Frequência de mutações em bactérias pode ser maior que o esperado

Um grupo de pesquisadores do Instituto de Ciências Biomédicas da Universidade de São Paulo (ICB-USP) estuda a adaptação e evolução das bactérias em resposta à limitação nutricional. Em um estudo publicado na revista BMC Biology, os cientistas mostraram que a competição por recursos nutricionais entre bactérias mutantes e selvagens “mascara” a real frequência de mutantes bacterianos, impedindo-os de crescer no meio de cultura. Dessa forma, a frequência em que mutações ocorrem nas bactérias pode ser muito maior do que a normalmente observada em laboratório.

Segundo o professor Beny Spira, coordenador da pesquisa, as mutações ocorrem espontaneamente. O estudo foi feito com bactérias da espécie E. coli. Para selecionar os mutantes, foi introduzido na placa o glicerol-2-fosfato (G2P), molécula rica em carbono – que é usado pela bactéria como fonte de energia. No entanto, o número de mutantes que surgiu foi cerca de 100 vezes menor que o esperado. “Chegamos à conclusão de que era uma competição por carbono. Os mutantes surgem com a frequência esperada, mas nós não conseguimos detectá-los porque eles não conseguem crescer”, explica.

Para conseguir utilizar o carbono do G2P, a bactéria precisa quebrar a ligação entre o fosfato e o glicerol. Essa é a função da enzima fosfatase alcalina, localizada no periplasma da bactéria, espaço entre a membrana interior e exterior. Em bactérias selvagens, a produção dessa enzima é baixa – só é possível aproveitar o G2P se a bactéria sofrer mutação. Os mutantes superexpressam a fosfatase alcalina, que hidrolisa grandes quantidades de G2P, permitindo a sua utilização como fonte de carbono e o consequente crescimento e formação de colônias.
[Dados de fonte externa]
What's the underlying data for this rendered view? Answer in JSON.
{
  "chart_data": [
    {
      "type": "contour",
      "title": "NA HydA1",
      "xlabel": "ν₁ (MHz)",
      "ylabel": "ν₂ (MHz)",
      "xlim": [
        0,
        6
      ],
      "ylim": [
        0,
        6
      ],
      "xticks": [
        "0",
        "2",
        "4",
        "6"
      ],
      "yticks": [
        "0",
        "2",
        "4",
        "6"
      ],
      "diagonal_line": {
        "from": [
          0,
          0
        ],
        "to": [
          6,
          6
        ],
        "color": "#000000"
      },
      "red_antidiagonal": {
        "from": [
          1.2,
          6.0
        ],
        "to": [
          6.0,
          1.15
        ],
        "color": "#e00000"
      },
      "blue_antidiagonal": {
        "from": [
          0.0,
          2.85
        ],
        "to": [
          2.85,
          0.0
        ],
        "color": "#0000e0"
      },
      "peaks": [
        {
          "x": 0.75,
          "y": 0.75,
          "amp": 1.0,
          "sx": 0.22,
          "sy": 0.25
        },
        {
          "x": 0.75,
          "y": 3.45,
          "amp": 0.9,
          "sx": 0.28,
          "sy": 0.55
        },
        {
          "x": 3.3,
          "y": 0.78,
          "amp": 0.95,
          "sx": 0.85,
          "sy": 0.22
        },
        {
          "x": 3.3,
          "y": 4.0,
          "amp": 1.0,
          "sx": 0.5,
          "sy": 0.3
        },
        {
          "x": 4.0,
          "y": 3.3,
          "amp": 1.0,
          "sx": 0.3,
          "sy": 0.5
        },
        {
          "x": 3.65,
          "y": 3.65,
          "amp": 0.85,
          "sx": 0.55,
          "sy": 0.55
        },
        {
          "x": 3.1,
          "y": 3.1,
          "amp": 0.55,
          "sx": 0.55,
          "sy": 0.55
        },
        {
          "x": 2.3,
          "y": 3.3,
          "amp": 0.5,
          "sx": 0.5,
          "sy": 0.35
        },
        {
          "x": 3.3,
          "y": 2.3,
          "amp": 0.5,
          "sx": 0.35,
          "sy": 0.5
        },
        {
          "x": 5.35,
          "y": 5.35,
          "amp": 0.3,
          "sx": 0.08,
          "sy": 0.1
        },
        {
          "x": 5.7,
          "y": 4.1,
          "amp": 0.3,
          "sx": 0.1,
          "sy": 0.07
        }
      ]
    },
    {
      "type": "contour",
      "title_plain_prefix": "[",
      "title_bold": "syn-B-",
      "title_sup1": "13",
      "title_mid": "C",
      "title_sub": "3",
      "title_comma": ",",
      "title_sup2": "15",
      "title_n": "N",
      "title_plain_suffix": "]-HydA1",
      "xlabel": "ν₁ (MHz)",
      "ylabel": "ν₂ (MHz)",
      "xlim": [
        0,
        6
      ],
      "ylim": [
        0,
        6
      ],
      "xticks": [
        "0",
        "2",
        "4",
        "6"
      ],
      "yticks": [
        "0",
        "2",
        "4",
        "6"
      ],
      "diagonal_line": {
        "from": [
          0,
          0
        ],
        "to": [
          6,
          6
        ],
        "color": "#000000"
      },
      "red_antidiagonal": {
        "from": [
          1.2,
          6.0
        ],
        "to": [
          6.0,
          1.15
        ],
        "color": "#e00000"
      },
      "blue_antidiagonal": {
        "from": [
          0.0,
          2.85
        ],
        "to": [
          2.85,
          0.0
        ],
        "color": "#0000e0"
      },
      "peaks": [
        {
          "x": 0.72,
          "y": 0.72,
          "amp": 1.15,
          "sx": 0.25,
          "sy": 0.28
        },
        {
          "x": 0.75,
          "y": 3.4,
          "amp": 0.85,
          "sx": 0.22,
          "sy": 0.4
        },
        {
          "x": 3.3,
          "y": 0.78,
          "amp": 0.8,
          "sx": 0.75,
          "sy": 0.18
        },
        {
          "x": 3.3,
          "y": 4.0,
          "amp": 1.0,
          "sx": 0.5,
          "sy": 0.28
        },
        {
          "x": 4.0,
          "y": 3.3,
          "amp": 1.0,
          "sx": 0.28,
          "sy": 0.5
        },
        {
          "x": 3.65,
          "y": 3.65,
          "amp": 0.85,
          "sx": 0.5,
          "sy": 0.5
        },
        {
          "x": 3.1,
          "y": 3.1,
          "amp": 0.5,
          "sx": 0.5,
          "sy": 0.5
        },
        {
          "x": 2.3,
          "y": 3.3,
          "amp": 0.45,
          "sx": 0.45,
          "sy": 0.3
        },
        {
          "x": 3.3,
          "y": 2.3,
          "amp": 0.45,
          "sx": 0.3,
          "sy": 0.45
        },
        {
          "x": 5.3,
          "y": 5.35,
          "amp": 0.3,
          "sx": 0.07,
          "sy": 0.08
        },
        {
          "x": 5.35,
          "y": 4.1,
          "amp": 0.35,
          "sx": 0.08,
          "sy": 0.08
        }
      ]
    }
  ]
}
“Mas o que descobrimos é que, como a enzima quebra o G2P no periplasma, ‘fora’ da bactéria, apenas parte do glicerol é absorvida. O restante acaba saindo da bactéria mutante e é consumido pelas bactérias selvagens competidoras”, explica o pesquisador. Dessa forma, as bactérias mutantes não conseguem crescer, e nem as selvagens, pois a quantidade de glicerol fornecido pelas mutantes não é suficiente, resultando em um tipo de “tragédia dos comuns”, onde todos saem perdendo. Em experimentos com outras milhares de cepas de E. coli, a teoria foi confirmada: apenas bactérias que não têm capacidade de absorver glicerol permitem que o mutante cresça.

Com a colaboração do pesquisador Hyun Mo Yang, matemático da Unicamp, foi desenvolvido um modelo matemático baseado nos resultados da pesquisa. O modelo apontou que, no caso do estudo, com a proporção de uma bactéria mutante para 20 mil selvagens, ocorre a extinção de toda a população. No entanto, diminuindo para uma mutante a cada 100 selvagens, a sobrevivência de todas as bactérias seria viável. “Nosso próximo passo é testar o modelo matemático em cultura contínua”, afirma Spira.